I ricercatori hanno esaminato un campione di persone colpite da lesioni cerebrali notando un cambiamento di quei tratti di personalità specificamente associati alla spiritualità e al senso di trascendenza. In particolare, il confronto tra la sede della lesione e i cambiamenti di personalità ha mostrato che le aree maggiormente associate all’aumento di autotrascendenza, identificate con le aree temporo-parietali dell’emisfero sinistro e destro che sono anche associate alla tendenza a sentirsi fuori dal proprio corpo e di poter osservare sé stessi da un punto esterno dello spazio.

I risultati dello studio evidenziano come la spiritualità sia strettamente legata alla percezione neurale del corpo. Di qui la considerazione che le differenze individuali nella spiritualità potrebbero essere collegate a differenze nei livelli di attivazione di circuiti nervosi nei quali le regioni lobo temporo-parietale rivestono fondamentale importanza.
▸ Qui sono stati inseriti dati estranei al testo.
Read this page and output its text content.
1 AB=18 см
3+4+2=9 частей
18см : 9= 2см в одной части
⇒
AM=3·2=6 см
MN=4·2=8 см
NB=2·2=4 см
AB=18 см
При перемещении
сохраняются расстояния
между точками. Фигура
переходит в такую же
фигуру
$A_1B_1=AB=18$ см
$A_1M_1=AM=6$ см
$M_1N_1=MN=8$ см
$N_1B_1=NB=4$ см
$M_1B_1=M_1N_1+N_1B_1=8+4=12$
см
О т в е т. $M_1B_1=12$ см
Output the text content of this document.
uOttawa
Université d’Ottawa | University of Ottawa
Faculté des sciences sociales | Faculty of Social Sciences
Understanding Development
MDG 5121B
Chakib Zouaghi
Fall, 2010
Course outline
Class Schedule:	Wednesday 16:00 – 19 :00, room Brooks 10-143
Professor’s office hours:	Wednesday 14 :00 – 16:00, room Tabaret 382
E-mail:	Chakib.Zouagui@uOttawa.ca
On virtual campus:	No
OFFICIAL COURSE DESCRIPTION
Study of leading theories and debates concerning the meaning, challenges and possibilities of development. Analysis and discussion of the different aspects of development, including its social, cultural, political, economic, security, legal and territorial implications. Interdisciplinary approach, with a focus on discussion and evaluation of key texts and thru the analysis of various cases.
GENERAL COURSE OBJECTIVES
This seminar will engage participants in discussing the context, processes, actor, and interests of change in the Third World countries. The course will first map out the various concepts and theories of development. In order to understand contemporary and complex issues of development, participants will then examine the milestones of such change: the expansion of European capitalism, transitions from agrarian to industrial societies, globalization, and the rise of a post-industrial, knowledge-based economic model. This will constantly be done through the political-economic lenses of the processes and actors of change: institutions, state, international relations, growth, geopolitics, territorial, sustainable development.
I ricercatori hanno ipotizzato che alcune alterazioni patologiche nel funzionamento di tali circuiti potrebbero contribuire all’insorgenza di disturbi del comportamento, legati alla rappresentazione del sé. Ciò aprirebbe la strada a nuovi trattamenti basati sulla modulazione di attività di specifiche regioni cerebrali, per esempio tramite stimolazione magnetica transcranica, volti a ridurre le alterazioni delle rappresentazioni del sé nei disturbi neuropsichiatrici.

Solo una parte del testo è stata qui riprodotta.